Não sei porque, mas em todo resto do país passamos ilesos pela natividade na nossa arquitetura. Nada arredondado, nada que remeta as aldeias nativas do país.
O museu até parece um OVNI. Mas seria uma ocóvni? Ou uma ovnioca? Só sei que é muito bacana.
No piso de baixo a exposição Lifestyle, do israelense David Gerstein. Muito linda! O artista retrata cenas cotidianas com leveza, ironia, cores e beleza. Seu olhar sobre a sociedade moderna de consumo. Ele pinta à mão as peças que são cortadas no aço a laser.

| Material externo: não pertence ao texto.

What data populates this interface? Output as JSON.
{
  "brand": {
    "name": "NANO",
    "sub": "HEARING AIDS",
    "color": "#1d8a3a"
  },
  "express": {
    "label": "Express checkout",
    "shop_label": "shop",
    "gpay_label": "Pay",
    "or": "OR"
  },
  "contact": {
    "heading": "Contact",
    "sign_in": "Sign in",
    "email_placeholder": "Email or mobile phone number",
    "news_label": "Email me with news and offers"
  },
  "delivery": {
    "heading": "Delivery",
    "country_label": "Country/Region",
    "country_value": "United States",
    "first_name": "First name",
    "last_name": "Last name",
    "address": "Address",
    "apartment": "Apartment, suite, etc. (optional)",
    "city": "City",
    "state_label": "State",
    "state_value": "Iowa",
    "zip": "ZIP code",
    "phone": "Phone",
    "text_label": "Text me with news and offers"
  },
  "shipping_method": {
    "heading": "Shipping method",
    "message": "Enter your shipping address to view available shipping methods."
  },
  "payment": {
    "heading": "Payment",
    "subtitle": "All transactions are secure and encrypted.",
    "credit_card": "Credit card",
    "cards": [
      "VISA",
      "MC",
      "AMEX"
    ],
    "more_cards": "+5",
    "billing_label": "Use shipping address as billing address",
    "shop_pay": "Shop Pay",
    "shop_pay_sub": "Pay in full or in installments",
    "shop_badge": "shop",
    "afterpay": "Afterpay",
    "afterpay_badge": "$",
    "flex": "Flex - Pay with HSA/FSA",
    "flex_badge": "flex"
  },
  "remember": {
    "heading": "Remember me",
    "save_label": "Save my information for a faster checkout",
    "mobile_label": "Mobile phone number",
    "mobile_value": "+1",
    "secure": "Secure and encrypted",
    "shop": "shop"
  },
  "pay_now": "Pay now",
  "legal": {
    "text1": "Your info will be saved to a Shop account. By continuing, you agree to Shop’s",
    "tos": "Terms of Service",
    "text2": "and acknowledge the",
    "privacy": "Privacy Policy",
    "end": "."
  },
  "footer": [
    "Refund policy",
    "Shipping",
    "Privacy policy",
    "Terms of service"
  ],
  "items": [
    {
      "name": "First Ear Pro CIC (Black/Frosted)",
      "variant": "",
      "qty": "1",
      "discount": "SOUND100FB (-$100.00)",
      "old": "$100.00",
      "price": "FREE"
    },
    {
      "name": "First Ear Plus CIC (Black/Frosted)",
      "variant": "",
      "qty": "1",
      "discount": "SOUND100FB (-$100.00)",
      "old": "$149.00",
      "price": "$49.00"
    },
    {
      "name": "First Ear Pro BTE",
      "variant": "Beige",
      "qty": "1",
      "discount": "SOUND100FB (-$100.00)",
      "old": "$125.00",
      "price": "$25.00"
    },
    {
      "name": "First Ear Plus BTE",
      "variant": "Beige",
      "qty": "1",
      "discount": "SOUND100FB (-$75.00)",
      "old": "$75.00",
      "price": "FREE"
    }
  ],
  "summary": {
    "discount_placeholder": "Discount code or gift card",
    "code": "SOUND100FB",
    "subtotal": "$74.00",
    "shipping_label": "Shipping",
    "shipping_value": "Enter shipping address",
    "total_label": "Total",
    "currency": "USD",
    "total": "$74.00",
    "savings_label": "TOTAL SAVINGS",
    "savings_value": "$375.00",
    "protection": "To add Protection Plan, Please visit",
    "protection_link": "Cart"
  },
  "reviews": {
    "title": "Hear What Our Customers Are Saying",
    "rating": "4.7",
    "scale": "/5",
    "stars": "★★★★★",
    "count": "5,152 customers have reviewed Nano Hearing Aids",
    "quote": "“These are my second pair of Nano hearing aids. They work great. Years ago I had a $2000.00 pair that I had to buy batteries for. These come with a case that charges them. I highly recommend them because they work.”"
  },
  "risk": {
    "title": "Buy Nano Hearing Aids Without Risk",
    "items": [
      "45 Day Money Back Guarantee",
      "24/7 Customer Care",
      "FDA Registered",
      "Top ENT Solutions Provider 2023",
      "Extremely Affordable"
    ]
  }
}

As esculturas, fixadas na parede ainda jogam no branco um punhado de sombras que se misturam às formas e às cores. Bonito pela frente, pelo lado, pelo inverso.
O artista tem esculturas públicas espalhadas por todo mundo.
No andar de cima estava o Miró. Psicodelia pura. Bacana também. Mas é arte densa. Não se absorve assim, de repente. Parecem hieróglifos.
Dentro da nosso museu 'psicodétnico' (ok, chega de trocadilhos), que em si só já é uma obra de arte, eu vi um pouco de tudo. Gostei da proposta.